Réunion du 14 décembre 2010 à 18h00
Commission des affaires économiques

Anne Lauvergeon, présidente du directoire d'AREVA :

Entre-temps, les autres n'étaient pas restés inactifs ! Du reste, au prix où cela a été pris, il n'aurait pas été raisonnable d'y aller.

Vous me dites qu'il nous faut un ensemblier pour réussir. Mais alors pourquoi réussissons-nous en Chine ou en Inde ? Arrêtons de raisonner comme si seul un électricien nucléaire au monde était capable de construire des centrales. GNPC en Chine, NPCIL en Inde, les électriciens américains, EON l'ont fait. Dans les nouveaux pays du nucléaire, il nous faut certes un électricien qui ouvre la voie, avec une autorité de sûreté et un cadre légal. La France doit donc s'organiser, s'installer, et cela de manière très anticipée.
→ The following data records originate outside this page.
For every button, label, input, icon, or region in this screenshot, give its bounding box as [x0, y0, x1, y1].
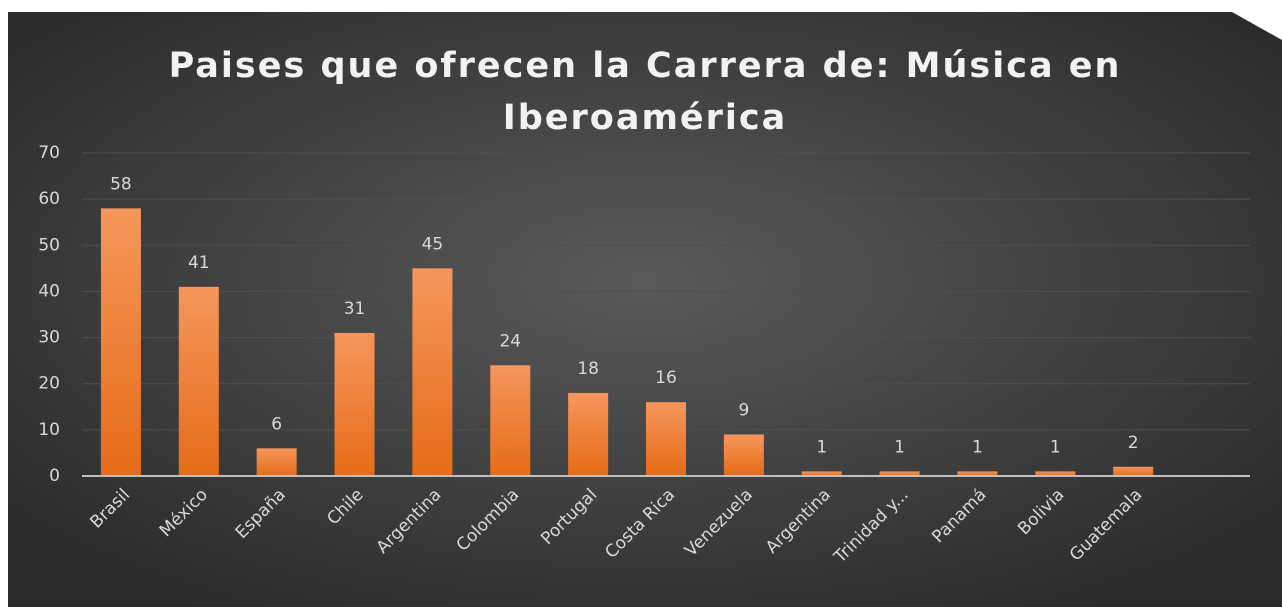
bar	[490, 365, 531, 476]
y-tick-label: 40	[38, 281, 60, 301]
y-tick-label: 50	[38, 235, 60, 255]
value-label: 24	[499, 331, 521, 351]
bar	[412, 268, 453, 476]
bar	[801, 471, 842, 476]
bar	[723, 434, 764, 476]
bar	[178, 286, 219, 476]
y-tick-label: 0	[49, 466, 60, 486]
bar	[100, 208, 141, 476]
value-label: 1	[972, 437, 983, 457]
y-tick-label: 30	[38, 328, 60, 348]
value-label: 31	[344, 299, 366, 319]
bar	[256, 448, 297, 476]
value-label: 58	[110, 174, 132, 194]
y-tick-label: 10	[38, 420, 60, 440]
corner-shape	[1232, 0, 1282, 40]
value-label: 45	[422, 234, 444, 254]
bar	[1113, 466, 1154, 476]
value-label: 6	[271, 414, 282, 434]
y-tick-label: 70	[38, 143, 60, 163]
y-tick-label: 60	[38, 189, 60, 209]
value-label: 1	[816, 437, 827, 457]
value-label: 9	[738, 400, 749, 420]
bar	[879, 471, 920, 476]
y-tick-label: 20	[38, 374, 60, 394]
chart-title: Paises que ofrecen la Carrera de: Música…	[168, 46, 1122, 138]
chart-background	[8, 12, 1282, 607]
bar	[568, 392, 609, 476]
value-label: 2	[1128, 433, 1139, 453]
bar	[957, 471, 998, 476]
bar	[646, 402, 686, 476]
value-label: 18	[577, 359, 599, 379]
bar	[334, 332, 375, 476]
value-label: 1	[1050, 437, 1061, 457]
value-label: 16	[655, 368, 677, 388]
value-label: 1	[894, 437, 905, 457]
bar	[1035, 471, 1076, 476]
value-label: 41	[188, 253, 210, 273]
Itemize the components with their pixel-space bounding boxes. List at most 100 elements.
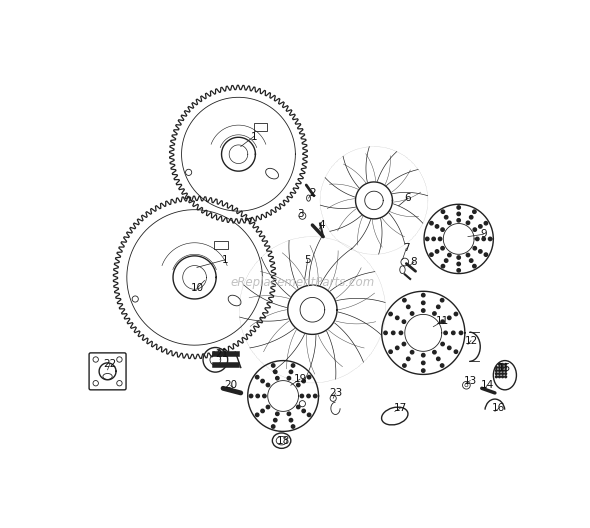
- Circle shape: [274, 419, 277, 422]
- Circle shape: [287, 376, 291, 380]
- Circle shape: [502, 373, 503, 374]
- Circle shape: [422, 301, 425, 305]
- Circle shape: [459, 331, 463, 335]
- Circle shape: [432, 351, 436, 354]
- Circle shape: [484, 253, 487, 256]
- Circle shape: [402, 342, 405, 346]
- Circle shape: [457, 269, 460, 272]
- Circle shape: [384, 331, 387, 335]
- Text: 21: 21: [215, 350, 228, 360]
- Circle shape: [441, 298, 444, 302]
- Circle shape: [432, 312, 436, 315]
- Circle shape: [457, 262, 460, 266]
- Circle shape: [255, 413, 259, 417]
- Text: 22: 22: [103, 359, 116, 369]
- Circle shape: [444, 215, 448, 219]
- Circle shape: [435, 250, 439, 253]
- Circle shape: [392, 331, 395, 335]
- Text: 1: 1: [251, 131, 257, 142]
- Circle shape: [496, 376, 497, 378]
- Circle shape: [502, 366, 503, 369]
- Circle shape: [389, 350, 392, 353]
- Circle shape: [437, 357, 440, 361]
- Circle shape: [504, 370, 507, 372]
- Text: 13: 13: [464, 375, 477, 385]
- Circle shape: [307, 394, 310, 398]
- Circle shape: [407, 357, 410, 361]
- Circle shape: [473, 265, 476, 268]
- Circle shape: [441, 342, 444, 346]
- Circle shape: [478, 225, 482, 228]
- Circle shape: [448, 253, 451, 257]
- Circle shape: [454, 350, 458, 353]
- Circle shape: [504, 363, 507, 365]
- Circle shape: [399, 331, 402, 335]
- Circle shape: [499, 370, 500, 372]
- Text: 4: 4: [319, 220, 325, 230]
- Circle shape: [448, 316, 451, 319]
- Circle shape: [307, 413, 311, 417]
- Circle shape: [250, 394, 253, 398]
- Text: 18: 18: [277, 436, 290, 446]
- Circle shape: [435, 225, 439, 228]
- Circle shape: [407, 305, 410, 308]
- Circle shape: [313, 394, 317, 398]
- Text: 23: 23: [329, 388, 342, 398]
- Circle shape: [444, 331, 447, 335]
- Circle shape: [266, 383, 270, 386]
- Circle shape: [476, 237, 479, 241]
- Text: 17: 17: [394, 403, 407, 413]
- Circle shape: [432, 237, 435, 241]
- Circle shape: [291, 425, 295, 428]
- Text: 7: 7: [403, 243, 409, 253]
- Circle shape: [502, 370, 503, 372]
- Circle shape: [266, 406, 270, 409]
- Circle shape: [502, 363, 503, 365]
- Circle shape: [411, 312, 414, 315]
- Circle shape: [289, 370, 293, 373]
- Circle shape: [297, 383, 300, 386]
- Circle shape: [499, 376, 500, 378]
- Circle shape: [261, 409, 264, 412]
- Circle shape: [441, 364, 444, 367]
- Circle shape: [271, 425, 275, 428]
- Circle shape: [484, 222, 487, 225]
- Circle shape: [466, 253, 470, 257]
- Circle shape: [470, 215, 473, 219]
- Text: 12: 12: [464, 336, 478, 345]
- Circle shape: [276, 412, 279, 416]
- Circle shape: [291, 364, 295, 367]
- Circle shape: [425, 237, 429, 241]
- Circle shape: [473, 228, 477, 231]
- Text: 2: 2: [309, 188, 316, 197]
- Text: 16: 16: [492, 403, 506, 413]
- Circle shape: [302, 409, 306, 412]
- Circle shape: [496, 373, 497, 374]
- Circle shape: [441, 228, 444, 231]
- Circle shape: [438, 237, 442, 241]
- Circle shape: [422, 309, 425, 312]
- Circle shape: [454, 312, 458, 316]
- Circle shape: [289, 419, 293, 422]
- Circle shape: [451, 331, 455, 335]
- Circle shape: [441, 320, 444, 323]
- Circle shape: [274, 370, 277, 373]
- Circle shape: [430, 222, 433, 225]
- Circle shape: [457, 206, 460, 209]
- Text: 9: 9: [480, 229, 487, 239]
- Circle shape: [307, 375, 311, 379]
- Text: 3: 3: [297, 209, 304, 219]
- Circle shape: [473, 210, 476, 213]
- Circle shape: [422, 294, 425, 297]
- Text: 19: 19: [293, 374, 307, 384]
- Circle shape: [297, 406, 300, 409]
- Text: 1: 1: [222, 254, 229, 265]
- Circle shape: [422, 354, 425, 357]
- Circle shape: [448, 346, 451, 350]
- Text: 10: 10: [191, 283, 204, 293]
- Text: 8: 8: [411, 257, 417, 267]
- Circle shape: [403, 364, 406, 367]
- Circle shape: [403, 298, 406, 302]
- Circle shape: [422, 361, 425, 365]
- Circle shape: [448, 221, 451, 224]
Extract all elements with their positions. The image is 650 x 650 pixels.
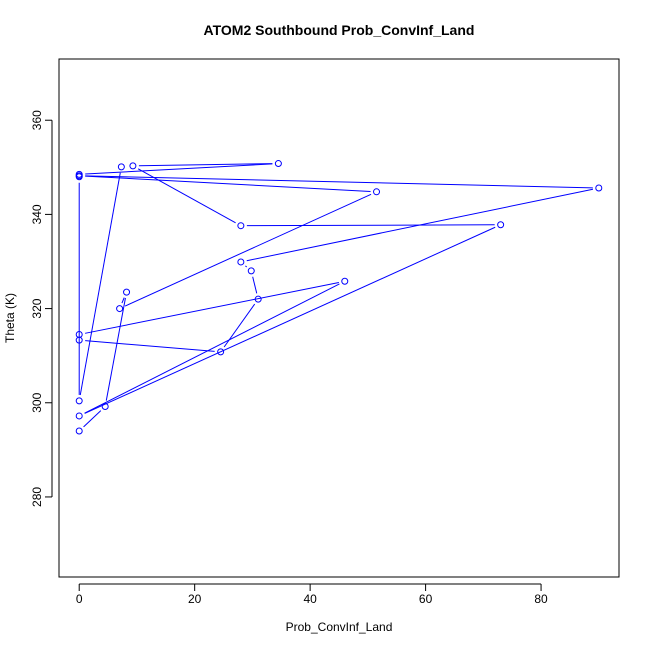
data-point	[237, 222, 245, 230]
y-tick-label: 360	[30, 110, 44, 130]
data-point	[497, 221, 505, 229]
series-segment	[84, 283, 340, 414]
y-axis: 280 300 320 340 360	[30, 110, 53, 507]
series-segment	[84, 281, 339, 334]
y-tick-label: 320	[30, 298, 44, 318]
x-axis-label: Prob_ConvInf_Land	[286, 620, 393, 634]
series-segment	[85, 175, 593, 189]
data-point	[129, 162, 137, 170]
data-point	[101, 403, 109, 411]
series-segment	[138, 163, 273, 167]
data-point	[254, 295, 262, 303]
y-tick-label: 340	[30, 204, 44, 224]
x-tick-label: 0	[76, 592, 83, 606]
data-point	[75, 170, 83, 178]
data-point	[237, 258, 245, 266]
data-point	[75, 330, 83, 338]
data-point	[75, 427, 83, 435]
series-segment	[252, 276, 258, 294]
y-tick-label: 300	[30, 392, 44, 412]
chart-title: ATOM2 Southbound Prob_ConvInf_Land	[204, 22, 475, 38]
plot-frame	[58, 58, 620, 578]
data-point	[274, 160, 282, 168]
data-point	[217, 348, 225, 356]
series-segment	[124, 193, 372, 307]
data-point	[116, 305, 124, 313]
series-layer	[75, 160, 603, 435]
x-axis: 0 20 40 60 80	[76, 583, 548, 606]
data-point	[373, 188, 381, 196]
y-axis-label: Theta (K)	[3, 293, 17, 343]
x-tick-label: 60	[419, 592, 433, 606]
series-segment	[245, 265, 248, 268]
series-segment	[83, 410, 102, 428]
data-point	[75, 412, 83, 420]
data-point	[247, 267, 255, 275]
data-point	[341, 277, 349, 285]
series-segment	[85, 163, 273, 175]
x-tick-label: 40	[303, 592, 317, 606]
series-segment	[85, 340, 215, 352]
series-segment	[105, 297, 126, 401]
data-point	[123, 288, 131, 296]
series-segment	[85, 175, 371, 192]
series-segment	[84, 226, 496, 414]
y-tick-label: 280	[30, 487, 44, 507]
data-point	[75, 173, 83, 181]
series-segment	[79, 172, 121, 396]
data-point	[117, 163, 125, 171]
series-segment	[246, 224, 495, 227]
x-tick-label: 80	[534, 592, 548, 606]
series-segment	[121, 297, 125, 304]
data-point	[595, 184, 603, 192]
x-tick-label: 20	[188, 592, 202, 606]
series-segment	[137, 168, 236, 224]
data-point	[75, 397, 83, 405]
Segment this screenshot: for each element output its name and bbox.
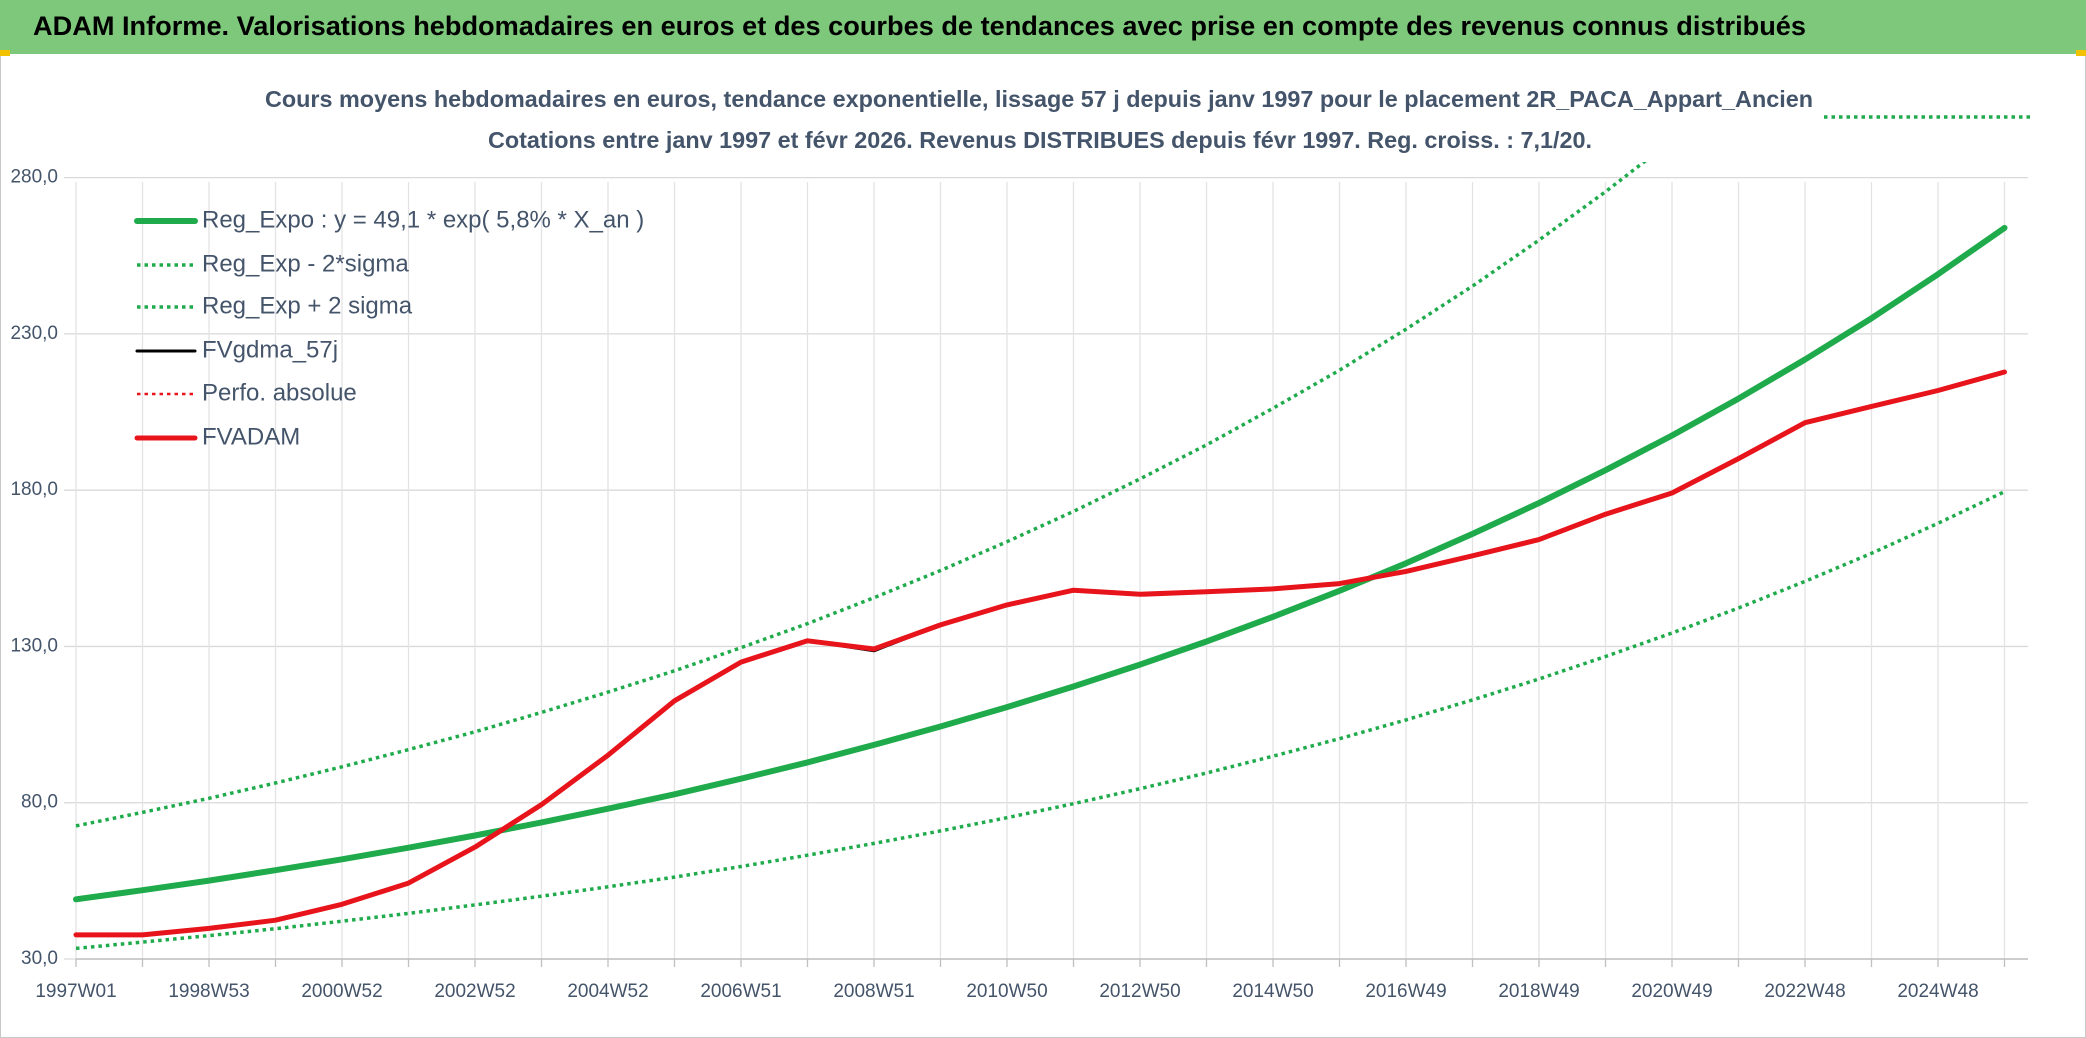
series-line bbox=[73, 224, 2008, 903]
legend-label: FVgdma_57j bbox=[202, 336, 338, 363]
x-tick-label: 2002W52 bbox=[434, 981, 515, 1002]
series-group bbox=[73, 162, 2008, 951]
y-tick-label: 230,0 bbox=[10, 323, 58, 344]
legend-label: Reg_Expo : y = 49,1 * exp( 5,8% * X_an ) bbox=[202, 206, 644, 233]
x-tick-label: 2004W52 bbox=[567, 981, 648, 1002]
series-line bbox=[75, 490, 2006, 951]
y-tick-label: 30,0 bbox=[21, 948, 58, 969]
legend-label: Reg_Exp - 2*sigma bbox=[202, 250, 409, 277]
grid: 30,0 80,0 130,0 180,0 230,0 280,0 1997W01 1998W… bbox=[10, 167, 2028, 1002]
x-tick-label: 1997W01 bbox=[35, 981, 116, 1002]
x-tick-label: 2018W49 bbox=[1498, 981, 1579, 1002]
header-bar bbox=[0, 0, 2086, 54]
y-tick-label: 130,0 bbox=[10, 635, 58, 656]
series-line bbox=[75, 162, 1647, 828]
series-line bbox=[73, 369, 2007, 938]
x-tick-label: 2006W51 bbox=[700, 981, 781, 1002]
x-tick-label: 1998W53 bbox=[168, 981, 249, 1002]
x-tick-label: 2022W48 bbox=[1764, 981, 1845, 1002]
x-tick-label: 2020W49 bbox=[1631, 981, 1712, 1002]
x-tick-label: 2012W50 bbox=[1099, 981, 1180, 1002]
x-tick-label: 2008W51 bbox=[833, 981, 914, 1002]
corner bbox=[0, 50, 10, 56]
y-tick-label: 180,0 bbox=[10, 479, 58, 500]
x-tick-label: 2024W48 bbox=[1897, 981, 1978, 1002]
corner bbox=[2076, 50, 2086, 56]
legend: Reg_Expo : y = 49,1 * exp( 5,8% * X_an )… bbox=[134, 206, 644, 450]
y-tick-label: 80,0 bbox=[21, 792, 58, 813]
x-tick-label: 2010W50 bbox=[966, 981, 1047, 1002]
legend-label: Reg_Exp + 2 sigma bbox=[202, 292, 413, 319]
chart-title: ADAM Informe. Valorisations hebdomadaire… bbox=[33, 11, 1806, 41]
chart-subtitle: Cotations entre janv 1997 et févr 2026. … bbox=[488, 127, 1592, 153]
legend-label: Perfo. absolue bbox=[202, 379, 357, 406]
x-tick-label: 2016W49 bbox=[1365, 981, 1446, 1002]
legend-label: FVADAM bbox=[202, 423, 300, 450]
x-tick-label: 2000W52 bbox=[301, 981, 382, 1002]
x-tick-label: 2014W50 bbox=[1232, 981, 1313, 1002]
y-tick-label: 280,0 bbox=[10, 167, 58, 188]
chart-subtitle: Cours moyens hebdomadaires en euros, ten… bbox=[265, 86, 1813, 112]
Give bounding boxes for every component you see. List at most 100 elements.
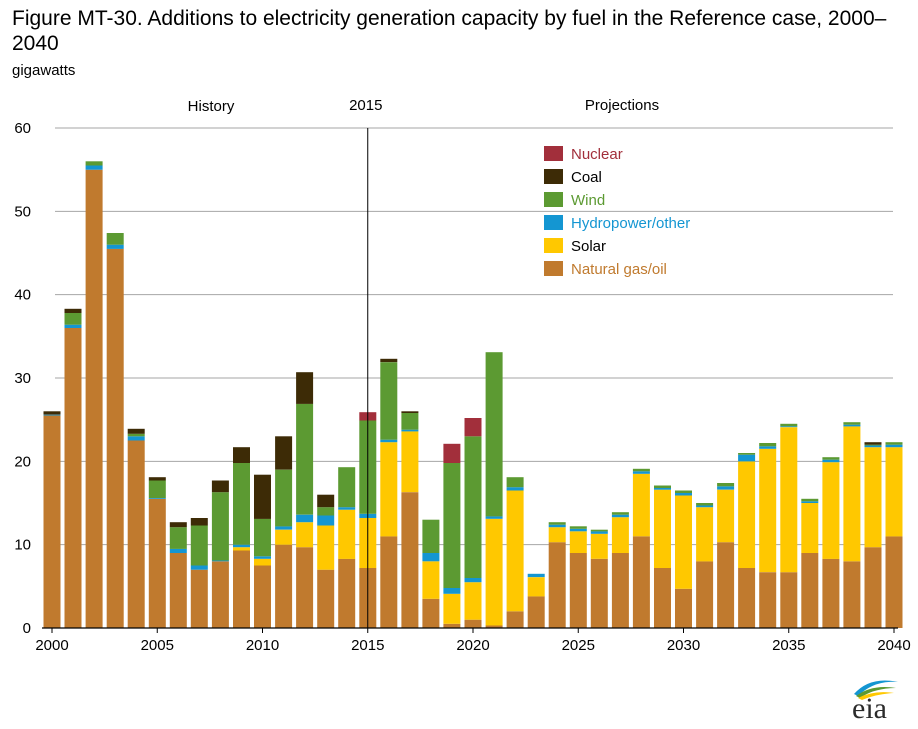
bar-segment: [611, 517, 629, 553]
bar-segment: [717, 486, 735, 490]
legend-label: Coal: [571, 169, 602, 186]
bar-segment: [43, 414, 61, 416]
bar-segment: [190, 518, 208, 526]
bar-segment: [443, 593, 461, 624]
bar-segment: [485, 625, 503, 628]
bar-segment: [106, 233, 124, 245]
bar-segment: [169, 522, 187, 528]
bar-segment: [254, 556, 271, 559]
history-label: History: [188, 98, 235, 115]
bar-segment: [485, 352, 503, 517]
bar-segment: [401, 411, 419, 413]
bar-segment: [401, 431, 419, 493]
bar-segment: [464, 436, 482, 578]
bar-segment: [443, 623, 461, 628]
eia-logo: [840, 672, 910, 724]
bar-segment: [211, 480, 229, 493]
bar-segment: [275, 526, 293, 530]
legend-swatch: [544, 146, 563, 161]
bar-segment: [190, 565, 208, 570]
unit-label: gigawatts: [12, 62, 76, 79]
bar-segment: [211, 560, 229, 562]
bar-segment: [801, 553, 819, 628]
legend-swatch: [544, 238, 563, 253]
legend-swatch: [544, 261, 563, 276]
bar-segment: [717, 489, 735, 543]
bar-segment: [885, 536, 903, 628]
bar-segment: [401, 413, 419, 430]
bar-segment: [380, 439, 398, 443]
x-tick-label: 2005: [141, 637, 174, 654]
bar-segment: [190, 525, 208, 566]
bar-segment: [548, 524, 566, 528]
bar-segment: [85, 169, 103, 628]
y-tick-label: 10: [14, 537, 31, 554]
bar-segment: [317, 569, 335, 628]
bar-segment: [590, 558, 608, 628]
bar-segment: [380, 442, 398, 537]
bar-segment: [738, 454, 756, 462]
bar-segment: [464, 582, 482, 620]
bar-segment: [148, 480, 166, 498]
bar-segment: [822, 558, 840, 628]
eia-logo-text: eia: [852, 692, 887, 725]
bar-segment: [169, 548, 187, 553]
bar-segment: [696, 507, 714, 562]
bar-segment: [632, 473, 650, 537]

Mais dans les pays qui ont déjà du nucléaire, qui représentent 80 % du marché, c'est à la carte !

Monsieur Paul, vous avez évoqué un pôle public de l'énergie. Si nos syndicats européens disent la même chose que nous, c'est qu'ils voient le marché mondial. C'est une grande erreur d'aborder le futur avec les recettes du passé : nous ne sommes plus dans les années 1970 ! Ce sont les pays émergents qui vont faire le plus grand nombre de centrales nucléaires – et notre enjeu stratégique, c'est d'y être !

J'en viens à la Finlande. Le chantier est maintenant bien avancé, et nous avons toujours été transparents sur les retards. Nous allons construire le réacteur en sept ans et demi. Je voudrais saluer les Finlandais : aucun autre pays européen n'aurait été capable de relancer une construction nucléaire en 2004 ! C'est leur ministre de l'environnement qui a pris cette décision après un grand débat au Parlement. La Finlande est l'un des pays les plus transparents au monde, et nous sommes très heureux d'y construire le premier réacteur européen de génération III +. Je vous fais passer un document comparant les temps de construction des différentes générations de réacteurs. Pour les réacteurs de génération II (900 MW), on est en moyenne à 64 mois. Pour les réacteurs de génération II (1 300 MW), la moyenne est à 80 mois. Pour la génération II des N4, la dernière construite en France, les temps de construction ont été de 150 mois pour le premier à 103 pour le dernier. À l'export, pour les quatre réacteurs que nous avons construits en Chine, nous étions en moyenne à 63 mois. Pour OL 3, le réacteur finlandais, nous sommes à 86 mois. Pour un premier du genre, ce n'est pas si mal… Pour Flamanville, nous sommes à 71 mois, et pour Taishan 1 et 2, à 46 mois – pile à l'heure pour le premier et en avance pour le second. Jamais nous n'avions su le faire sur le parc français ! J'entends parfois que la technologie EPR n'est pas constructible, que c'est trop compliqué… Mais ce sont exactement les mêmes plans et les mêmes réalisations. J'entends aussi que le réacteur EPR est trop cher – encore une critique franco-française qui profite directement à nos concurrents – et que l'AP 1000 est plus facile à construire et moins cher. Vous trouverez une comparaison entre les deux pour la Chine sur le site internet du ministère de l'énergie chinois, le NEA, et dont il ressort que nous sommes 16 % moins chers. En tenant compte des coûts de génie civil en Chine, qui sont bien sûr inférieurs à ce qu'ils sont en Europe, l'installation du site revient à 3 milliards d'euros. J'insiste donc : passer son temps à dire que le réacteur EPR est trop cher, trop sophistiqué, qu'il faut le simplifier, c'est agir contre nos intérêts. Il est vrai que l'on peut encore optimiser et que nous avons beaucoup appris du chantier finlandais – ce dont le chantier chinois a directement bénéficié. Maintenant, nous sommes prêts pour le reste du monde !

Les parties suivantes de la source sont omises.